Повестка без адреса | страница 55




У всесильного Аракчеева камердинером был Степан, сын прежнего камердинера, служившего Аракчееву-отцу. Степан был ровесником Аракчеева, когда его отец умер, сироту взяли в барский дом, так что дети выросли на одном дворе, их даже купали в одном корыте. А когда Аракчеев пошёл в гору, то оставил хозяйство на своём названном брате. И не стало человека несчастнее: граф сёк его чуть не каждый день, плевал в лицо, не разрешая ни отворачиваться, ни утираться. А когда однажды Степан упал на колени и, рыдая, просил сослать его на каторгу, ответил: «В Сибирь захотел? Я тебе покажу Сибирь! Тебе Сибирь раем покажется, ты о ней мечтать будешь, да не попадёшь, я тебя здесь запорю!» И запорол.

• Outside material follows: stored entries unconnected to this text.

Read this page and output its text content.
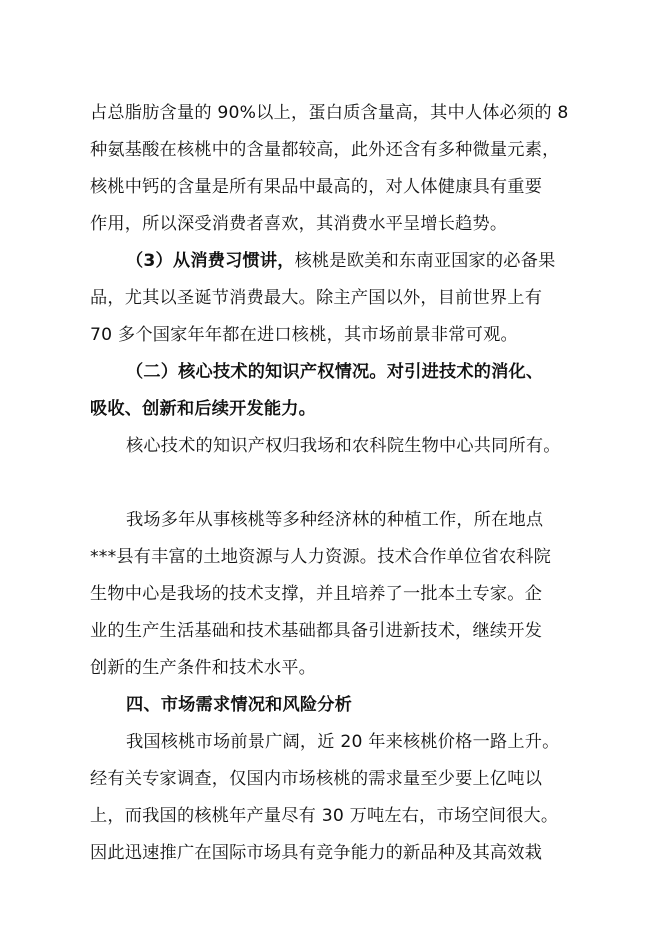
占总脂肪含量的 90%以上，蛋白质含量高，其中人体必须的 8
种氨基酸在核桃中的含量都较高，此外还含有多种微量元素，
核桃中钙的含量是所有果品中最高的，对人体健康具有重要
作用，所以深受消费者喜欢，其消费水平呈增长趋势。
（3）从消费习惯讲，核桃是欧美和东南亚国家的必备果
品，尤其以圣诞节消费最大。除主产国以外，目前世界上有
70 多个国家年年都在进口核桃，其市场前景非常可观。
（二）核心技术的知识产权情况。对引进技术的消化、
吸收、创新和后续开发能力。
核心技术的知识产权归我场和农科院生物中心共同所有。
我场多年从事核桃等多种经济林的种植工作，所在地点
***县有丰富的土地资源与人力资源。技术合作单位省农科院
生物中心是我场的技术支撑，并且培养了一批本土专家。企
业的生产生活基础和技术基础都具备引进新技术，继续开发
创新的生产条件和技术水平。
四、市场需求情况和风险分析
我国核桃市场前景广阔，近 20 年来核桃价格一路上升。
经有关专家调查，仅国内市场核桃的需求量至少要上亿吨以
上，而我国的核桃年产量尽有 30 万吨左右，市场空间很大。
因此迅速推广在国际市场具有竞争能力的新品种及其高效栽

Наложил Степан на себя руки.


Как жить? Никому не нужен, ничего не умею.

— У нас испокон веку важно, не что умеешь, а кого знаешь, — успокаивает Женька. И, жуя травинку, советует: — У тебя гены хорошие — продавай…

— Это как?

— Дай объявление: «Помогаю одиноким дамам обзавестись детьми. Тайну гарантирую, на отцовство не претендую».

Я смотрю, как блестят его наглые глаза, как равнодушно перекатывается во рту травинка, и думаю, что стыд не лук — глаз не ест.

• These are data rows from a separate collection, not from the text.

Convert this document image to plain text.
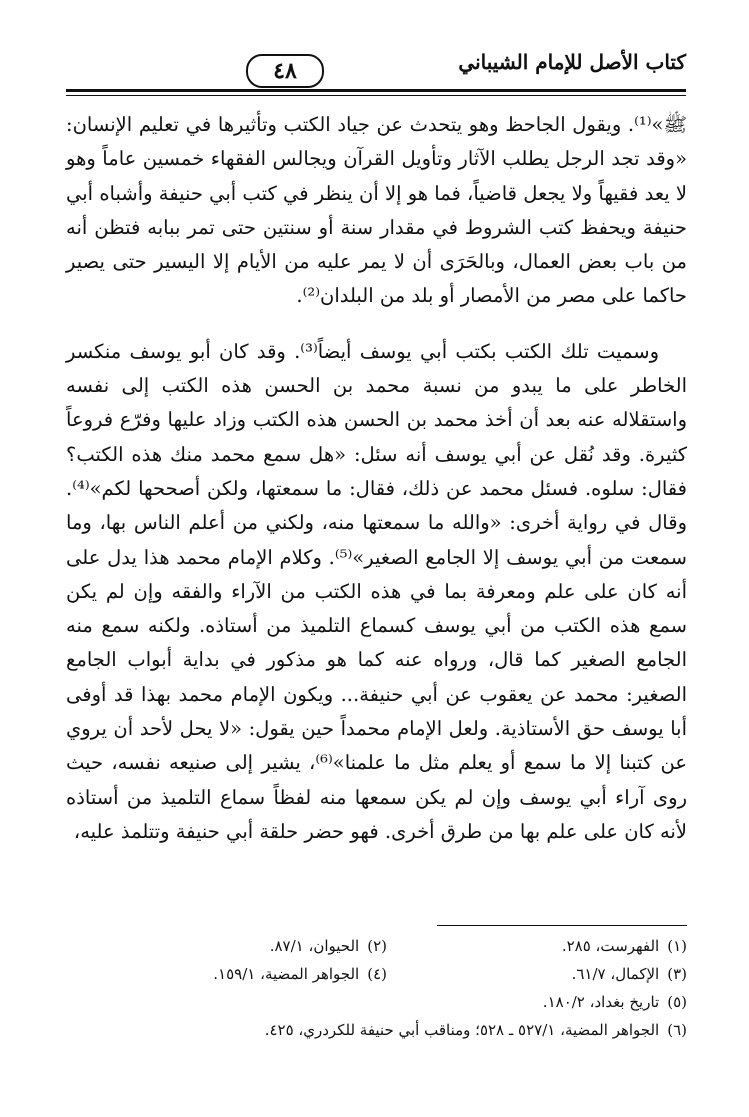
كتاب الأصل للإمام الشيباني
٤٨

ﷺ»⁽¹⁾. ويقول الجاحظ وهو يتحدث عن جياد الكتب وتأثيرها في تعليم الإنسان: «وقد تجد الرجل يطلب الآثار وتأويل القرآن ويجالس الفقهاء خمسين عاماً وهو لا يعد فقيهاً ولا يجعل قاضياً، فما هو إلا أن ينظر في كتب أبي حنيفة وأشباه أبي حنيفة ويحفظ كتب الشروط في مقدار سنة أو سنتين حتى تمر ببابه فتظن أنه من باب بعض العمال، وبالحَرَى أن لا يمر عليه من الأيام إلا اليسير حتى يصير حاكما على مصر من الأمصار أو بلد من البلدان⁽²⁾.

وسميت تلك الكتب بكتب أبي يوسف أيضاً⁽³⁾. وقد كان أبو يوسف منكسر الخاطر على ما يبدو من نسبة محمد بن الحسن هذه الكتب إلى نفسه واستقلاله عنه بعد أن أخذ محمد بن الحسن هذه الكتب وزاد عليها وفرّع فروعاً كثيرة. وقد نُقل عن أبي يوسف أنه سئل: «هل سمع محمد منك هذه الكتب؟ فقال: سلوه. فسئل محمد عن ذلك، فقال: ما سمعتها، ولكن أصححها لكم»⁽⁴⁾. وقال في رواية أخرى: «والله ما سمعتها منه، ولكني من أعلم الناس بها، وما سمعت من أبي يوسف إلا الجامع الصغير»⁽⁵⁾. وكلام الإمام محمد هذا يدل على أنه كان على علم ومعرفة بما في هذه الكتب من الآراء والفقه وإن لم يكن سمع هذه الكتب من أبي يوسف كسماع التلميذ من أستاذه. ولكنه سمع منه الجامع الصغير كما قال، ورواه عنه كما هو مذكور في بداية أبواب الجامع الصغير: محمد عن يعقوب عن أبي حنيفة... ويكون الإمام محمد بهذا قد أوفى أبا يوسف حق الأستاذية. ولعل الإمام محمداً حين يقول: «لا يحل لأحد أن يروي عن كتبنا إلا ما سمع أو يعلم مثل ما علمنا»⁽⁶⁾، يشير إلى صنيعه نفسه، حيث روى آراء أبي يوسف وإن لم يكن سمعها منه لفظاً سماع التلميذ من أستاذه لأنه كان على علم بها من طرق أخرى. فهو حضر حلقة أبي حنيفة وتتلمذ عليه،

(١)الفهرست، ٢٨٥.
(٢)الحيوان، ٨٧/١.
(٣)الإكمال، ٦١/٧.
(٤)الجواهر المضية، ١٥٩/١.
(٥)تاريخ بغداد، ١٨٠/٢.
(٦)الجواهر المضية، ٥٢٧/١ ـ ٥٢٨؛ ومناقب أبي حنيفة للكردري، ٤٢٥.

— Таких охотников — пруд пруди, — отмахиваюсь я, — найдутся помоложе.

— Молодые не в счёт, — парирует Женька, — неизвестно, что из них выйдет, а ты — товар лицом!

Женька остроумный.


Едят всё подряд, с хрустом грызут мелкие, «китайские» яблоки, пыльные, сорванные у дороги. На курево не тратятся: в урнах после футбола полно жирных «бычков».

А чем мы отличаемся от бомжей? Тем, что есть место, где переночевать?

— Пришёл мужик в бар: «У меня стакан говорящий!» «Как это так?» — удивился бармен. Мужик: «А ты, давай, наливай в него». «Сколько наливать-то?» «Так стакан скажет!» — Женька куражится. — У нас, русских, всё немерено, и водка за столовое вино идёт, она в старину «белым чаем» звалась!

— Нашёл, чем гордиться, — сплюнул Алексей Митрофанович. — Алкаш на алкаше, взять хоть нас с тобой — а туда же… — Он смачно выругался. — Пороков стыдиться надо, а у нас отгрохал палаты каменные — завидуйте!

И завидуют. Не порицают, а завидуют! Сыт, пьян и нос в табаке — вот оно, наше счастье…

Женька окрысился:

— Чего-то я не пойму, Митрофаныч, ты нами брезгуешь?

А через полчаса уже хлопал по плечу осоловевшего Кожару:

— Так-то лучше, чем морали читать…


В поместье Аракчеев завёл такие порядки: если крепостная рожала сына, с неё не брали штрафа, если дочь — взимали малый штраф, за выкидыш и мёртворожденного — штраф средний; если же крестьянка оставалось пустой, «яловой», как говорил граф, на неё налагали большой штраф и сверх того — десять аршин холста.